The demo is one of my favorite parts of the Anusara practice. I love that moment when someone is called on to demonstrate a pose, generally saying Yes before knowing what the pose is going to be. I love watching the pose unfold, and the way the whole class appreciates the student in the pose, ooh'ing and aah'ing, and then the applause when the pose is complete. I suppose what I love really is the way that the person demo'ing gets to shine, has the entire attention of the class, and then is celebrated communally for their effort and expression. We genuinely cheer each other on. That's so super-sweet.

That general climate of appreciation extends beyond the demo and pervades the whole class. The teacher calls out praise in particular poses, and we compliment each other as well. "Nice handstand, Brian!" or "You rocked that, Nancy!" It's always 100% genuine, and makes it so much fun, like we're on the playground practicing new tricks, egging each other on. It just gets better and better all the time.

I've grown accustomed to compliments, to being praised, to hearing my name at some point in the class -- it's such a great feeling to be seen in this way, that the teacher or a classmate saw what I was doing and called it out.

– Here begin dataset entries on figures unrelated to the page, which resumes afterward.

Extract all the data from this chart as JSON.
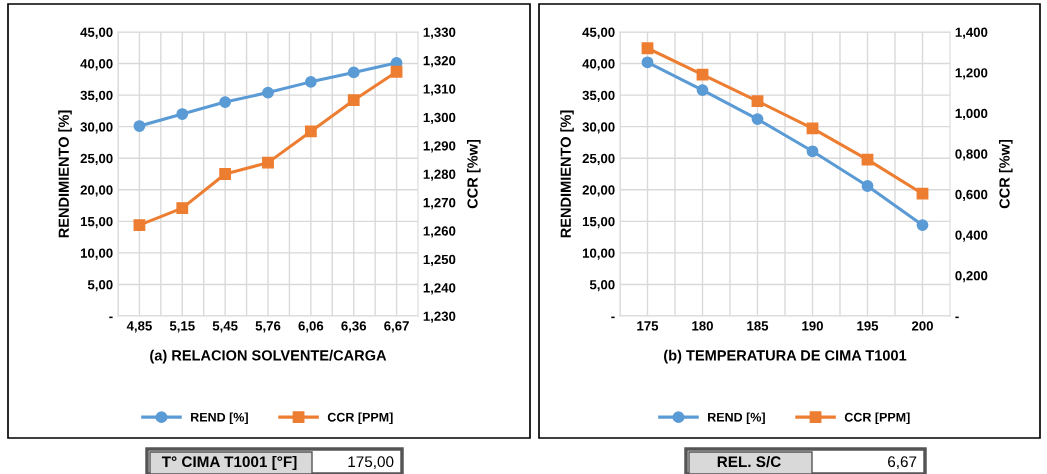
{
  "chart_data": [
    {
      "type": "line",
      "xlabel": "(a) RELACION SOLVENTE/CARGA",
      "ylabel": "RENDIMIENTO [%]",
      "y2label": "CCR [%w]",
      "categories": [
        "4,85",
        "5,15",
        "5,45",
        "5,76",
        "6,06",
        "6,36",
        "6,67"
      ],
      "series": [
        {
          "name": "REND [%]",
          "color": "#5b9bd5",
          "marker": "circle",
          "values": [
            30.1,
            32.0,
            33.9,
            35.4,
            37.1,
            38.6,
            40.1
          ]
        },
        {
          "name": "CCR [PPM]",
          "color": "#ed7d31",
          "marker": "square",
          "axis": "y2",
          "values": [
            1.262,
            1.268,
            1.28,
            1.284,
            1.295,
            1.306,
            1.316
          ]
        }
      ],
      "ylim": [
        0,
        45
      ],
      "yticks": [
        {
          "value": 0,
          "label": "-"
        },
        {
          "value": 5,
          "label": "5,00"
        },
        {
          "value": 10,
          "label": "10,00"
        },
        {
          "value": 15,
          "label": "15,00"
        },
        {
          "value": 20,
          "label": "20,00"
        },
        {
          "value": 25,
          "label": "25,00"
        },
        {
          "value": 30,
          "label": "30,00"
        },
        {
          "value": 35,
          "label": "35,00"
        },
        {
          "value": 40,
          "label": "40,00"
        },
        {
          "value": 45,
          "label": "45,00"
        }
      ],
      "y2lim": [
        1.23,
        1.33
      ],
      "y2ticks": [
        {
          "value": 1.23,
          "label": "1,230"
        },
        {
          "value": 1.24,
          "label": "1,240"
        },
        {
          "value": 1.25,
          "label": "1,250"
        },
        {
          "value": 1.26,
          "label": "1,260"
        },
        {
          "value": 1.27,
          "label": "1,270"
        },
        {
          "value": 1.28,
          "label": "1,280"
        },
        {
          "value": 1.29,
          "label": "1,290"
        },
        {
          "value": 1.3,
          "label": "1,300"
        },
        {
          "value": 1.31,
          "label": "1,310"
        },
        {
          "value": 1.32,
          "label": "1,320"
        },
        {
          "value": 1.33,
          "label": "1,330"
        }
      ],
      "grid": true,
      "legend": "bottom",
      "line_style": "solid",
      "annotations": [
        "T° CIMA T1001 [°F]",
        "175,00"
      ]
    },
    {
      "type": "line",
      "xlabel": "(b) TEMPERATURA DE CIMA T1001",
      "ylabel": "RENDIMIENTO [%]",
      "y2label": "CCR [%w]",
      "categories": [
        "175",
        "180",
        "185",
        "190",
        "195",
        "200"
      ],
      "series": [
        {
          "name": "REND [%]",
          "color": "#5b9bd5",
          "marker": "circle",
          "values": [
            40.2,
            35.8,
            31.2,
            26.1,
            20.6,
            14.4
          ]
        },
        {
          "name": "CCR [PPM]",
          "color": "#ed7d31",
          "marker": "square",
          "axis": "y2",
          "values": [
            1.32,
            1.19,
            1.059,
            0.925,
            0.771,
            0.603
          ]
        }
      ],
      "ylim": [
        0,
        45
      ],
      "yticks": [
        {
          "value": 0,
          "label": "-"
        },
        {
          "value": 5,
          "label": "5,00"
        },
        {
          "value": 10,
          "label": "10,00"
        },
        {
          "value": 15,
          "label": "15,00"
        },
        {
          "value": 20,
          "label": "20,00"
        },
        {
          "value": 25,
          "label": "25,00"
        },
        {
          "value": 30,
          "label": "30,00"
        },
        {
          "value": 35,
          "label": "35,00"
        },
        {
          "value": 40,
          "label": "40,00"
        },
        {
          "value": 45,
          "label": "45,00"
        }
      ],
      "y2lim": [
        0,
        1.4
      ],
      "y2ticks": [
        {
          "value": 0,
          "label": "-"
        },
        {
          "value": 0.2,
          "label": "0,200"
        },
        {
          "value": 0.4,
          "label": "0,400"
        },
        {
          "value": 0.6,
          "label": "0,600"
        },
        {
          "value": 0.8,
          "label": "0,800"
        },
        {
          "value": 1.0,
          "label": "1,000"
        },
        {
          "value": 1.2,
          "label": "1,200"
        },
        {
          "value": 1.4,
          "label": "1,400"
        }
      ],
      "grid": true,
      "legend": "bottom",
      "line_style": "solid",
      "annotations": [
        "REL. S/C",
        "6,67"
      ]
    }
  ]
}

Maybe that's a little childish, but really who doesn't like the feeling of doing something well, with commitment, and being noticed? It's such powerful reinforcement -- progress on the spiritual path takes discipline and devotion, encouraging each other makes the progress easier. And bottom line: so much more fun.

Tonight in parsvakonasana, which is a challenging pose for me, I was working all of the principles, really focused on integrating the instructions, growing the pose. I felt good, the pose felt powerful. And then I heard Laura say from across the room, "Good, Ariananda: I can see that you mean it." And right away I felt even stronger, happier and bigger.

Because yeah, I mean it.

Those words went straight in, deep, and I'm still thinking about them, thinking about how important it is to mean it, all the time, whether you're on the mat or not. In class, Meaning It has a science: open to something bigger, fingerpads and four corners of the feet down, muscle energy, armpits lifted, thighs in, back and apart, tailbone down, organic extension. If you work the principles, everything gets easier. With practice, poses which were out-of-reach inch closer and closer 'til you stick them.

But Meaning It all the time, even off the mat, that's something else, isn't it, something for which the yoga practice is precisely just practice. Those hours of practice pay off, though, all that time stretching to new lengths, trying new things, working through challenge, encouraging each other, appreciating what's beautiful in each classmate. It requires the same discipline to carry that devotion off the mat and into the office and elsewhere, but that's where it's needed. Isn't that the whole point?

So yeah, I mean it. I mean it everywhere. So nice to have all those other yogis clapping - makes it so much easier to mean it every minute, all the time.

* Gratitude to my beautiful little sister Martine for telling me this joke. It still makes me laugh.